Мы все более или менее атеисты, и, разрушив идею Бога на небе, на земле мы воссоздали трон для нового божества – холодного человеческого ума. К сожалению, наши знания делают вовсе неутешительные открытия: пустота в небесах, несуществование за могилой, разложение организмов и с этим конец нашего «я». Тела гниют, и из праха, положим, Спинозы или Дж. Стюарта Милля вырастет какая-нибудь чайная роза – утешение сомнительное, и все-таки интеллигенты иногда с гордостью говорят, что мы вечно будем существовать в указанном смысле. Скажите на милость, кой черт мне такое утешение – надежда, что из моего праха вырастет какая-нибудь там лилия. Мне важно одно: вечное существование моего «я», а наш ум положительно приводит к выводу, что наше «я» перестает существовать вместе с последним ударом пульса. Этот вывод не может не отражаться на всем моем поведении в течение жизни, потому что, согласитесь сами, ведь добро, любовь, красота души и все прочее в этом роде могут претендовать на признание серьезности только при условии веры в бессмертие нашего «я»; уверенность, что мы превращаемся в ничто, в сор и прах, делает жизнь в моих глазах пустой забавой, лишенной всякого смысла, и с этим вместе любовь, добро и прочее являются совершенными пустяками. Не все ли равно, как разыграть этот коротенький фарс, называемый жизнью – носясь на крыльях самых высоких идеалов или утопая в тине грубой чувственности, – ведь могильный червь одинаково уничтожит без остатка и следа как возвышенного мученика любви, так и самого последнего из смертных. Как вам угодно, а всякие прекрасные чувства понятны только при условии веры в бессмертие, иначе они по меньшей мере бесцельны и порождают невольный вопрос: зачем они? Апостолы любви оставляли и для себя кое-что, а именно – уверенность в свободный пропуск в надзвездные чертоги; но для меня, человека начала двадцатого века, вера – ничто, загробная жизнь – цветы воображения, жизнь по необходимости является лишенной прежнего одухотворяющего ее смысла, и потому всякие прекрасные чувства наши – не более как цветы нашей фантазии. Этот мир – царство неумолимых законов природы – рождения, смерти и жизни, и они ни добры, ни злы. Я хочу быть холодным и безразличным к добру и злу и людским страданиям, как она. Вас это ужасает, меня, наоборот, привлекает и дразнит мой ум.
Я долго шел рядом с князем, с удовольствием посматривая на его сад. И идея, явившаяся в моей голове, облеклась все в более соблазнительные краски.

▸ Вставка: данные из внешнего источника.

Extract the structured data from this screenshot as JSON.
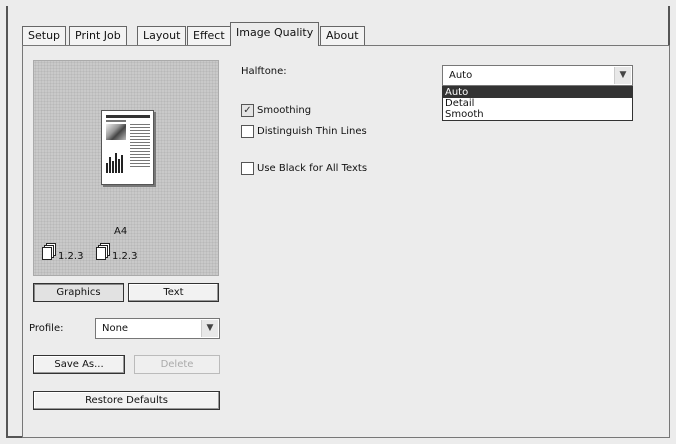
{
  "tabs": [
    "Setup",
    "Print Job",
    "Layout",
    "Effect",
    "Image Quality",
    "About"
  ],
  "active_tab": "Image Quality",
  "preview": {
    "paper_size": "A4",
    "page_numbers_1": "1.2.3",
    "page_numbers_2": "1.2.3"
  },
  "view_buttons": {
    "graphics": "Graphics",
    "text": "Text"
  },
  "profile": {
    "label": "Profile:",
    "value": "None"
  },
  "buttons": {
    "save_as": "Save As...",
    "delete": "Delete",
    "restore_defaults": "Restore Defaults"
  },
  "halftone": {
    "label": "Halftone:",
    "value": "Auto",
    "options": [
      "Auto",
      "Detail",
      "Smooth"
    ],
    "selected_index": 0
  },
  "options": {
    "smoothing": {
      "label": "Smoothing",
      "checked": true
    },
    "distinguish_thin_lines": {
      "label": "Distinguish Thin Lines",
      "checked": false
    },
    "use_black": {
      "label": "Use Black for All Texts",
      "checked": false
    }
  },
  "icons": {
    "checkmark": "check-icon",
    "dropdown_arrow": "chevron-down-icon"
  }
}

Стройно возносящиеся к прозрачной синеве вершины тополей, чинар и лип образовывали целые зеленые шатры. Аллеи шли в разных направлениях бесконечными зелеными коридорами. Местами открывались маленькие озерки голубоватой прозрачной воды с плавно скользящими по ней парами белоснежных лебедей, которые, высоко выставив свои горделивые шеи, скользили по воде в невозмутимом покое. Кое-где возносились беседки из вьющихся виноградных лоз и плюща в форме высоких конусов. Местность пересекалась глубокими, отвесными провалами с виднеющимися внизу куполами деревьев, под которыми серебрились вечно журчащие ручейки.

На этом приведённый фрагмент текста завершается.